As scientists discovered endogenous retroviruses in other species, they naturally wondered about
our own DNA. After all, we suffer infections from many retroviruses. Virologists tried coaxing
endogenous retroviruses out of human cells without any luck. But when they scanned the human
genome, they found many segments of DNA that bore a striking resemblance to retroviruses. Many of
those segments resembled retrovirus-like segments in apes and monkeys, suggesting that they had
infected our ancestors thirty million years ago or more. But some of the retrovirus-like segments in
the human genome had no counterparts in any other species. It was possible that the segments unique
to humans started out as retroviruses that infected our ancestors a million years ago.
To test this idea, Thierry Heidmann, a researcher at the Gustave Roussy Institute in Villejuif,
France, tried to bring a human endogenous retrovirus back to life. Searching through the genomes of
different people, he and his colleagues found slightly different versions of one retrovirus-like
segment. These differences presumably arose after a retrovirus became trapped in the genomes of
ancient humans. In their descendants, mutations struck different parts of the virus’s DNA.
Heidmann and his colleagues compared the variants of the virus-like sequence. It was as if they
found four copies of a play by Shakespeare, each transcribed by a slightly careless clerk. Each clerk
might make his own set of mistakes. Each copy might have a different version of the same word—say,
wheregore, sherefore, whorefore, wherefrom. By comparing all four versions, an historian could
figure out that the original word was wherefore.
Using this method, Heidmann and his fellow scientists were able to use the mutated versions in
living humans to determine the original sequence of the DNA. They then synthesized a piece of DNA
with a matching sequence and insert it into human cells they reared in a culture dish. Some of the cells
produced new viruses that could infect other cells. In other words, the original sequence of the DNA
had been a living, functioning virus. In 2006, Heidmann named the virus Phoenix, for the mythical
bird that rose from its own ashes.
Retroviruses are a major threat to human health when they’re free-living, but even after they
become endogenous they remain dangerous. Mutations can give them back the ability to make full-
blown viruses that can escape and cause new infections and even cause cancer. Endogenous
retroviruses that can only insert new copies of their DNA into their host genome are dangerous as
well, because they can cause genes that are shut down to switch on at the wrong times. The threat
from endogenous retroviruses is so great, in fact, that our ancestors evolved weapons that exist only
to keep these viruses from spreading.
Paul Bieniasz, a virologist at Rockefeller University, discovered two of these weapons in 2007 by
reviving an endogenous retrovirus, as Hiedmann’s team had revived Phoenix the year before.

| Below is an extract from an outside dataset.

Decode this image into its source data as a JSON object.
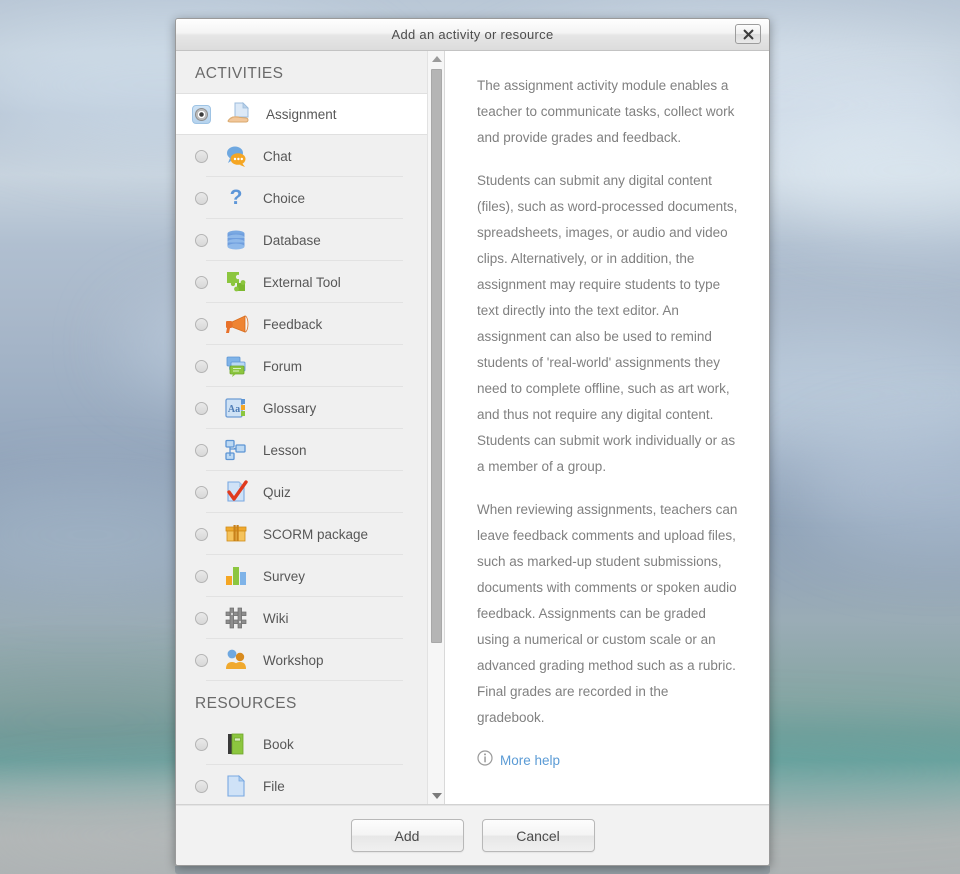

Bieniasz dubbed his resurrected virus HERV-K[con]. When he infected human cells with it, he found
that the cells could fight the virus using two proteins called APOBEC 3. Bieniasz’s experiments
suggest that APOBEC 3 homes in on endogenous retroviruses as they are making new copies of
themselves destined to be inserted back into the host’s genome. The protein upsets the gene-copying
process so that the new copies of the viruses pick up extra mutations. The extra mutations act like a
hail of bullets. Some of them don’t cause any harm, but if one of them hits a vital spot in the virus’s
DNA, it can cripple the virus so that it can no longer reproduce.